Overconfidence while investing is one big problem while people invest. Even worse is a half baked understanding of what the masters have said.
Let us take just 2 examples…from the big man – Warren Buffet himself.
1. Diversification is for mediocre people: If you do not know what you are doing, you need to diversify. So there are some people who think they should buy 4-5 stocks and ‘hope’ that they beat the index and do well. This is quite a joke. WB in another context says ‘do indexing’.
If you are not in the same class as Warren Buffet or a Rakesh J, or a Vallabh Bhansali, or a Uday Kotak….please index your portfolio. These are investors par excellence, and many of their deals are stunning. It does not mean if you buy L&T, HUL, SBI, and TCS every month you can create a great ‘focused’ portfolio. Check your basics, folks.

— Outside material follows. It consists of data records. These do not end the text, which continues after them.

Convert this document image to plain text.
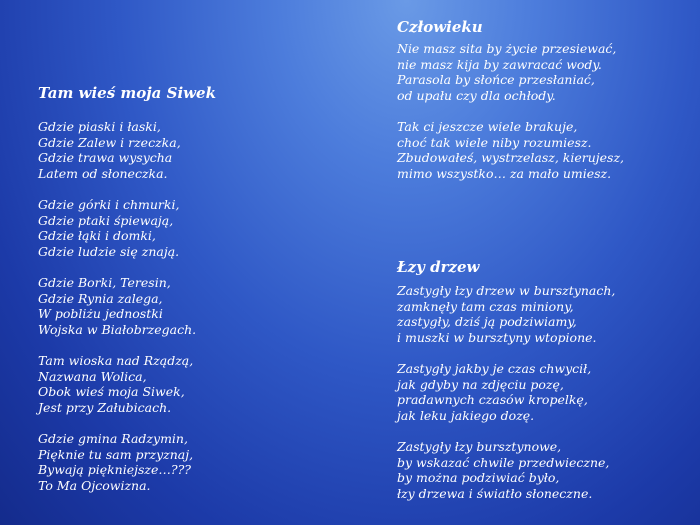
Tam wieś moja Siwek
Gdzie piaski i łaski,
Gdzie Zalew i rzeczka,
Gdzie trawa wysycha
Latem od słoneczka.
Gdzie górki i chmurki,
Gdzie ptaki śpiewają,
Gdzie łąki i domki,
Gdzie ludzie się znają.
Gdzie Borki, Teresin,
Gdzie Rynia zalega,
W pobliżu jednostki
Wojska w Białobrzegach.
Tam wioska nad Rządzą,
Nazwana Wolica,
Obok wieś moja Siwek,
Jest przy Załubicach.
Gdzie gmina Radzymin,
Pięknie tu sam przyznaj,
Bywają piękniejsze…???
To Ma Ojcowizna.
Człowieku
Nie masz sita by życie przesiewać,
nie masz kija by zawracać wody.
Parasola by słońce przesłaniać,
od upału czy dla ochłody.
Tak ci jeszcze wiele brakuje,
choć tak wiele niby rozumiesz.
Zbudowałeś, wystrzelasz, kierujesz,
mimo wszystko… za mało umiesz.
Łzy drzew
Zastygły łzy drzew w bursztynach,
zamknęły tam czas miniony,
zastygły, dziś ją podziwiamy,
i muszki w bursztyny wtopione.
Zastygły jakby je czas chwycił,
jak gdyby na zdjęciu pozę,
pradawnych czasów kropelkę,
jak leku jakiego dozę.
Zastygły łzy bursztynowe,
by wskazać chwile przedwieczne,
by można podziwiać było,
łzy drzewa i światło słoneczne.
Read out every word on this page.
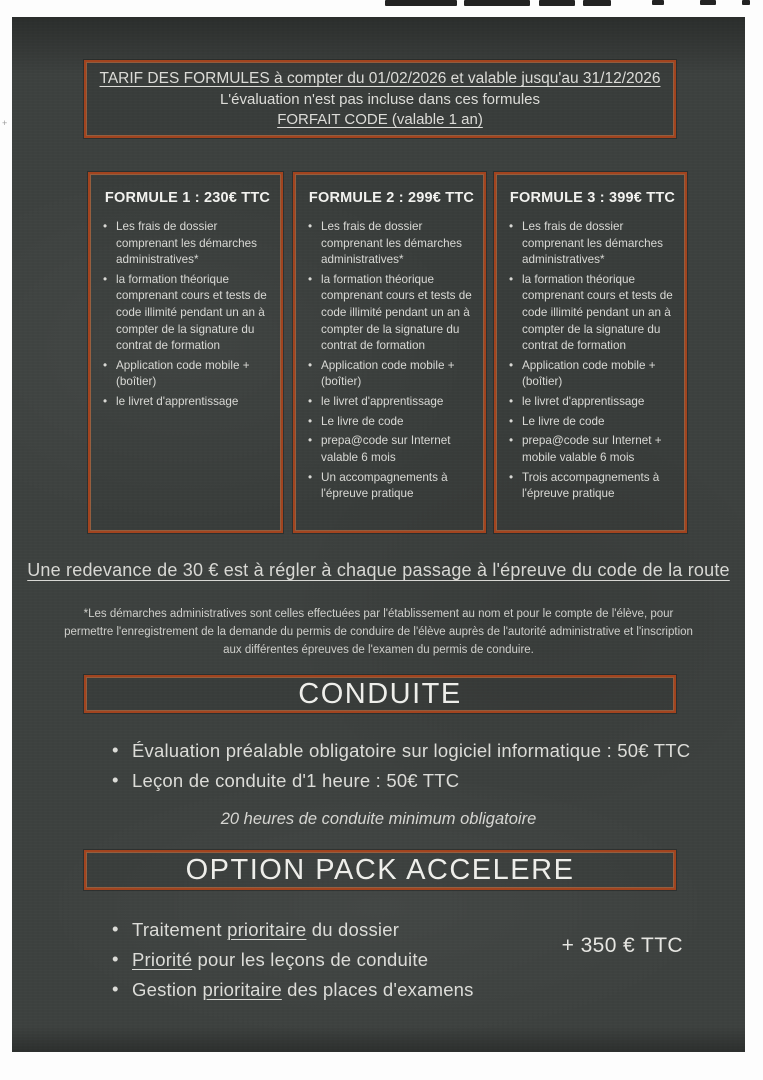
+
TARIF DES FORMULES à compter du 01/02/2026 et valable jusqu'au 31/12/2026
L'évaluation n'est pas incluse dans ces formules
FORFAIT CODE (valable 1 an)
FORMULE 1 : 230€ TTC
• Les frais de dossier comprenant les démarches administratives*
• la formation théorique comprenant cours et tests de code illimité pendant un an à compter de la signature du contrat de formation
• Application code mobile + (boîtier)
• le livret d'apprentissage
FORMULE 2 : 299€ TTC
• Les frais de dossier comprenant les démarches administratives*
• la formation théorique comprenant cours et tests de code illimité pendant un an à compter de la signature du contrat de formation
• Application code mobile + (boîtier)
• le livret d'apprentissage
• Le livre de code
• prepa@code sur Internet valable 6 mois
• Un accompagnements à l'épreuve pratique
FORMULE 3 : 399€ TTC
• Les frais de dossier comprenant les démarches administratives*
• la formation théorique comprenant cours et tests de code illimité pendant un an à compter de la signature du contrat de formation
• Application code mobile + (boîtier)
• le livret d'apprentissage
• Le livre de code
• prepa@code sur Internet + mobile valable 6 mois
• Trois accompagnements à l'épreuve pratique
Une redevance de 30 € est à régler à chaque passage à l'épreuve du code de la route
*Les démarches administratives sont celles effectuées par l'établissement au nom et pour le compte de l'élève, pour permettre l'enregistrement de la demande du permis de conduire de l'élève auprès de l'autorité administrative et l'inscription aux différentes épreuves de l'examen du permis de conduire.
CONDUITE
• Évaluation préalable obligatoire sur logiciel informatique : 50€ TTC
• Leçon de conduite d'1 heure : 50€ TTC
20 heures de conduite minimum obligatoire
OPTION PACK ACCELERE
• Traitement prioritaire du dossier
• Priorité pour les leçons de conduite
• Gestion prioritaire des places d'examens
+ 350 € TTC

2. Value buying: If you do not understand value investing (by the way all investing is value investing – it is a matter of time horizon) there is a great chance that you will hit value traps, and get pulled down.
3. Rule no. 1 is : Do not lose money and Rule no. 2 is Remember Rule no. 1: Fantastic rules, but like all WB rules this is over sensibly long periods of time, and AFTER CONSIDERING the time value of money. So if you bought some shit share for Rs. 500 in 2002 and sell it off in 2012 for Rs. 500 and think you have understood Buffet, please stop laughing all the way to the bank :). Your banker who charged you ‘demat holding charges’ for the past 10 years is already laughing.